While I am new to freelance work, I have designed large scale data crawlers for two different employers, gathering data from a variety of sources ranging from APIs to infrastructure to Web scraping. Unfortunately, both are still in use at private companies, and I cannot show you the code. Nevertheless, I can give their architecture in greater detail if you want.
I am highly confident I can complete this quickly, as I have a store of existing experience in exactly this area.
Technology wise, I highly recommend Python with GTK bindings. Manipulating the DOM directly is much cleaner than parsing the source, although both work well.
Process would be as follows:
- Design relational schema in DataBase (MySQL I presume), that incorporates the data points you intend on gathering. Correctly model all objects, events and relationships.

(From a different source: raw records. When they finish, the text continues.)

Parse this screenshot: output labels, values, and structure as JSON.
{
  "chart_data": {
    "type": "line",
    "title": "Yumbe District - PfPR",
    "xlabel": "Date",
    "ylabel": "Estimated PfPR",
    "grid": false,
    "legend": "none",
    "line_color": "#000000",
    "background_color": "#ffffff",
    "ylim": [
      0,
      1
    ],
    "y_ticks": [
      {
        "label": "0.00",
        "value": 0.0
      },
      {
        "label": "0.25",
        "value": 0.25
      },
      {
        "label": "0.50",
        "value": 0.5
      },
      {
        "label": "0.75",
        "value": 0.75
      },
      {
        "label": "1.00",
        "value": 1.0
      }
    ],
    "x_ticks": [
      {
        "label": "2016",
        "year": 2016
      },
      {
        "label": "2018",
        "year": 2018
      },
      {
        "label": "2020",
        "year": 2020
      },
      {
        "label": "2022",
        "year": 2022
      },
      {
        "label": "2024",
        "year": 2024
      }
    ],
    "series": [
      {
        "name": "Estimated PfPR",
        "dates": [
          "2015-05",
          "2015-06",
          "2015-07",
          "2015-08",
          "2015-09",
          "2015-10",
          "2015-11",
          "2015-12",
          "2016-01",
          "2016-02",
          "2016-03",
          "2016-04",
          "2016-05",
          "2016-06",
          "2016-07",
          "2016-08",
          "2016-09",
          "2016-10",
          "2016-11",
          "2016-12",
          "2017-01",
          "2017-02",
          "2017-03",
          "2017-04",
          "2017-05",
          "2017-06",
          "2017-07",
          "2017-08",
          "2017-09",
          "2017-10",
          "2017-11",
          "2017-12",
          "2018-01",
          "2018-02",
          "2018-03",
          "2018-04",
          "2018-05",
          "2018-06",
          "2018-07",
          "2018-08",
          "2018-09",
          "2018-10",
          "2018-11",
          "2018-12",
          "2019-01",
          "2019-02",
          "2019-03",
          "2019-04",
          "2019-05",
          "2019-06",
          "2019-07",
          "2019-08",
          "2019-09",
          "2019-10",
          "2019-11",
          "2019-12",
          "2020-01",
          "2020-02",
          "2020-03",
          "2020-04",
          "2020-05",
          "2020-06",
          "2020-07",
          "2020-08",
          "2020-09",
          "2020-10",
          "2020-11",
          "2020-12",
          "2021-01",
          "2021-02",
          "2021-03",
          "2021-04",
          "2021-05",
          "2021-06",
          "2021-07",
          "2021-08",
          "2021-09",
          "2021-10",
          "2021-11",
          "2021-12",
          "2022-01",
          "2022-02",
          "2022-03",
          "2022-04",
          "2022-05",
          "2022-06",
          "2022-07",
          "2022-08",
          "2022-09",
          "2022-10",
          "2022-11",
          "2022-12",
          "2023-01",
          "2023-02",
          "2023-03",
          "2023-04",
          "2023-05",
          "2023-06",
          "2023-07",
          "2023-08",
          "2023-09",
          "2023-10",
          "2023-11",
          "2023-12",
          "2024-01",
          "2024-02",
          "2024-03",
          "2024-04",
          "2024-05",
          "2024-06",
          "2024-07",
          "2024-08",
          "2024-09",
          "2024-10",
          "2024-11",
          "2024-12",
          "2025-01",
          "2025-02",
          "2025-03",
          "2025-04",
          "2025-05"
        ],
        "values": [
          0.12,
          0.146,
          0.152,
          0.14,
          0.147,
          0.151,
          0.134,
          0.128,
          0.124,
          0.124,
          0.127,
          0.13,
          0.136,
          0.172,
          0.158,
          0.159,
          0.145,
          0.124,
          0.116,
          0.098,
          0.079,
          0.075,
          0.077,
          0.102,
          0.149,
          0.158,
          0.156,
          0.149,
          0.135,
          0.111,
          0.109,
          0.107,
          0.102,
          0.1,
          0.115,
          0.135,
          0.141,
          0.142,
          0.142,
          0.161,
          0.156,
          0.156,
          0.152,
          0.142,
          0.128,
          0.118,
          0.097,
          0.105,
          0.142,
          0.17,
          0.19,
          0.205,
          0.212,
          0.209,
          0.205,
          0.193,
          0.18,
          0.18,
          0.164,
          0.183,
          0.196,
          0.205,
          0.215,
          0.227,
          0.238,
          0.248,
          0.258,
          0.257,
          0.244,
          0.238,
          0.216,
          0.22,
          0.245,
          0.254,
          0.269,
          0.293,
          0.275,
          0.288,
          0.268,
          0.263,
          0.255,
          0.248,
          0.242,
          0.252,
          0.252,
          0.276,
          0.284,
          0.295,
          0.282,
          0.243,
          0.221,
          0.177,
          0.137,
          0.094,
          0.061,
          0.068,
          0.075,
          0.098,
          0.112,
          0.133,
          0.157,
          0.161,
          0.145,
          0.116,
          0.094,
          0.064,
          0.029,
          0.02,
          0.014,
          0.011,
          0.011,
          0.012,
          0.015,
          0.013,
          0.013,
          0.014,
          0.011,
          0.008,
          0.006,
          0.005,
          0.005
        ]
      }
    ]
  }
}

- Built data crawler in bottom up, modular process. Built the data extraction modules with the same hierarchy as your data model (ex. User extractor is primary unit, containing a board reader, pin reader (which itself contains a comment reader), follower/following reader, etc.)
- Built data transformation layer, which is greatly simplified if the crawler and data source are similar in structure.
- Finally, determine launch point for crawler. More sophisticated solution is to build a hub service for scheduling and execution management. Spring Batch Tomcat Webapp works well, if you want the crawler to run on a schedule.